On the walls of Chinatown’s Coagula Curatorial, a garlanded devil-goat, disfigured crones and toe-nail-clipping demons mingle with a cartoon buzzard, a John McCracken sculpture and Kazimir Malevich geometrics. These reinterpretations of Francisco Goya’s disquieting 18th-century allegories features in Manuel Ocampo and Irene Iré‘s joint exhibition “Monument to the Pathetic Sublime: Resuscitating Goya or an All Out Attempt at Transcendence.”
This no-holds-barred bid for aesthetic transcendence is described by the artists:
“For the moment, we try to function as mediums communicating with ghosts, and as mediums, we become formalists…. We create art pieces that are open-ended, adapting our particular view within the legacy of Goya, who, despite 200 years, has allowed his visionary character to be either used or exploited for our own end.”

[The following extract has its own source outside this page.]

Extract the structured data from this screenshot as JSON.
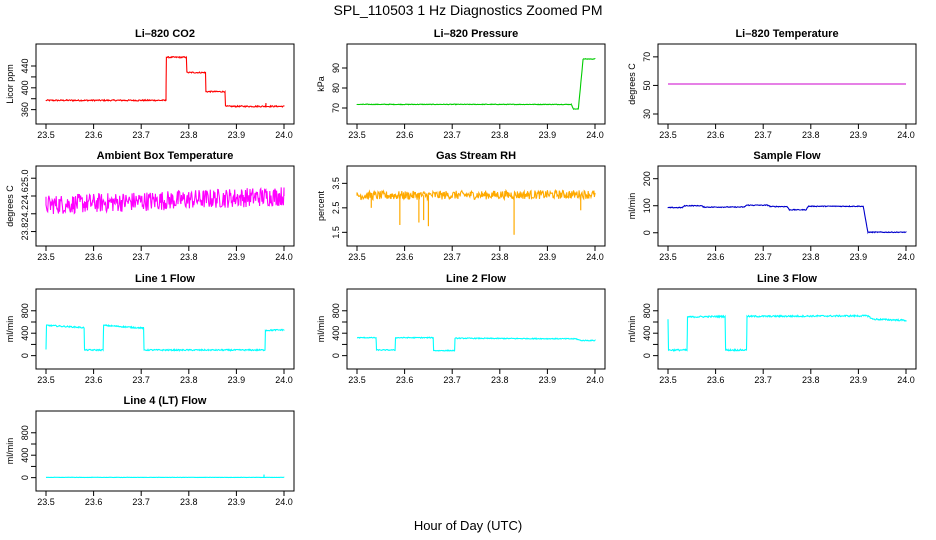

It’s hard to draw a bead on Ocampo. He’s been on the move, dividing his time between The Philippines, Europe and now back to the U.S.A., where his Mexican-inspired, Spanish Colonial art punk paintings first impacted on the L.A. scene in the early ‘90s. Then in May he will be heading to Italy to exhibit at the Venice Biennale for a third time.
Ocampo samples. The socio-political kitsch of Milan Kunc, the psychosexual themes of Félicien Rops, and now the quotidian monsters of Francisco Goya. Ocampo also collaborates. His use of historical artworks to focus on contemporary issues and sociological repetitions, is countered by collaborations with painting peers such as David Griggs, Gaston Damag, Damien Deroubaix and now Madrid-based Irene Iré.
Iré’s familiarity with the Castilian region and Goya’s work allows her to draw contemporary relevance from his imagery while stamping her own mark on it. Beneath her contemporary saturated colors, Goya’s dark subject matter peeks through, only to be lassoed by her Georges Mathieu-like calligraphic imagery, which in her possession becomes unintelligible painting incantations. Her flowing, yet considered picture plane overpainting acts as a calming balance to Goya’s grotesqueness and Ocampo’s intensity.
In addition to individual works, Ocampo and Iré have collaborated on three pieces. The largest, “A Monument to the Failed Liberation of the World, Part 5”, depicts a stooped elderly figure on crutches, referencing Goya’s early 19th century drawing “Así suelen acabar los hombres útiles”, (”This is how useful men generally end up”). Goya’s series highlighted the suffering of victims of the Spanish Revolutionary War but in Ocampo and Iré’s hands, the man becomes a contemporary victim of everyday glut and ephemera, the pathetic sublime of reality that we see in very similar figures shambling the streets of downtown L.A.